Il en ressort que pendant la phase de préparation, les agriculteurs et agricultrices qui utilisent les équipements de protection individuels connaissent plus ou moins le même niveau de contamination que ceux qui n’utilisaient pas les équipements. Pendant la pulvérisation, ceux qui portent les équipements sont exposés à une contamination deux fois plus importante. Pire : lors de la phase de nettoyage, ceux qui portent des équipements de protections sont exposés à une contamination trois fois plus importante !
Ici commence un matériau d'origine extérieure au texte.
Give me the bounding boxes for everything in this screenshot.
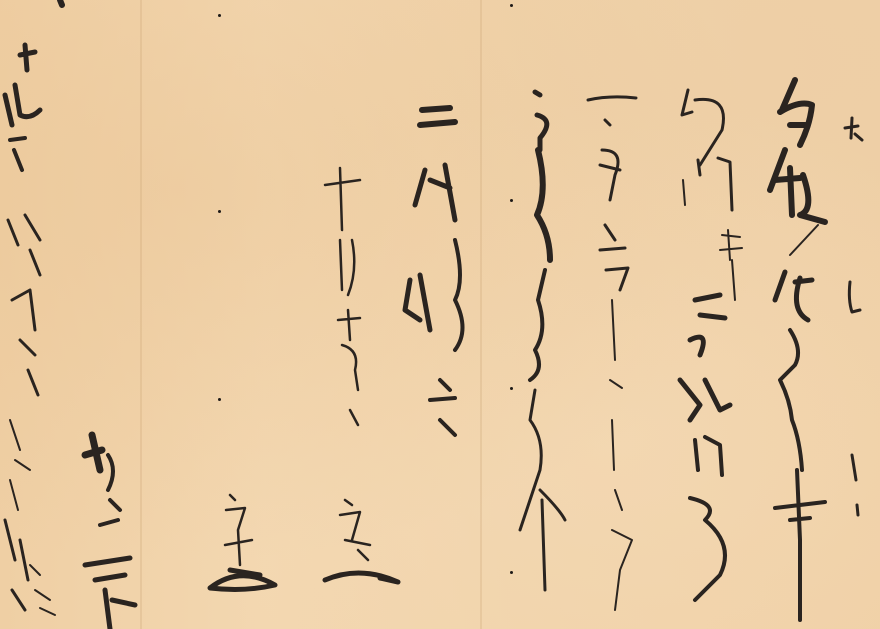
column-2 [770,80,825,620]
column-8 [325,500,398,582]
column-7 [325,168,360,425]
column-4 [588,97,636,610]
column-6 [405,108,463,435]
column-5 [520,92,565,590]
column-3 [680,90,742,600]
calligraphy-letter: むね 白極々経久之事 内門并 主状同前 一両上着をこまで候 うちとけてのみ候 上… [0,0,880,629]
column-9 [210,495,275,589]
ink-strokes [0,0,880,629]
column-10 [85,435,135,629]
column-1 [845,118,862,515]
column-11 [5,0,62,615]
Ces résultats qui peuvent paraître contradictoires sont dus à un phénomène de « perméation » selon le chercheur : les molécules passent à travers la combinaison ou les vêtements. En plus de cela, les équipements de protection ne sont pas changés tous les jours et ne sont pas tout le temps nettoyé. L’activité d’agriculteur ne permet pas d’avoir la minutie d’un laborantin en ce qui concerne la protection face aux substances chimiques. Il est, par exemple, impensable qu’on puisse enlever sa combinaison, la laver ou en prendre une nouvelle à chaque fois que l’on remonte dans le tracteur. Et au final, l’intérieur du tracteur qui est fréquenté tous les jours sans combinaison se retrouvera contaminé.

En fait dans l’inconscient collectif, les agriculteurs et agricultrices sont protégé-e-s contre les pesticides et ne mettent pas leur santé en jeu s’ils respectent les indications. Mais les indications, comme l’avait révélé Stéphane Horel, sont grandement influencées par l’industrie. Et, pour l’industrie, le profit importe plus que  la santé des agriculteurs et agricultrices.
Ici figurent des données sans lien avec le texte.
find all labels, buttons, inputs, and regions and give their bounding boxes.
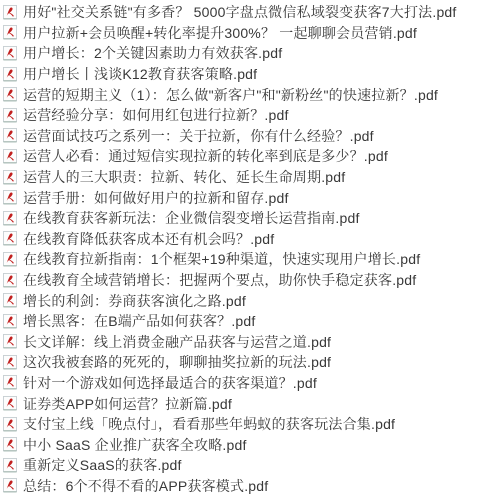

En plus de cela, les situations dans lesquelles les équipements de protection sont censés être efficaces à 90% ou 95% sont des situations bien éloignées de la réalité du monde agricole : on ne peut pas s’attendre à ce que dans un champ ou au volant d’engins agricoles, on puisse appliquer des méthodes de protection de laboratoire !

 

Et maintenant ?

 

Au fond, le problème fondamental ce sont les pesticides eux-mêmes, car comme l’a rappelé Alain Garrigou, chaque molécule ayant une relation différente avec les protections, il n’existe pas de protection qui protégerait de TOUS les pesticides.

Actuellement, au Parlement européen, un texte réglementaire, sur lequel je suis rapporteur pour le groupe des Verts/ALE, a pour ambition de réduire l’usage des pesticides de 50% dans toute l’Union Européenne. Ce texte va dans le bon sens, même si nous souhaiterions une ambition encore plus élevée. La sortie définitive des pesticides est l’unique solution à la chute de la biodiversité qui menace la sécurité alimentaire en Europe, mais également la seule pour protéger la santé de nos agriculteurs et agricultrices ainsi que des citoyens et citoyennes !

Toutefois, les autres partis politiques conservateurs sont hostiles à ce texte et la bataille pour enfin s’engager vers la fin des pesticides s’annonce très ardues.

Je vous tiendrai au courant de la suite de ce dossier.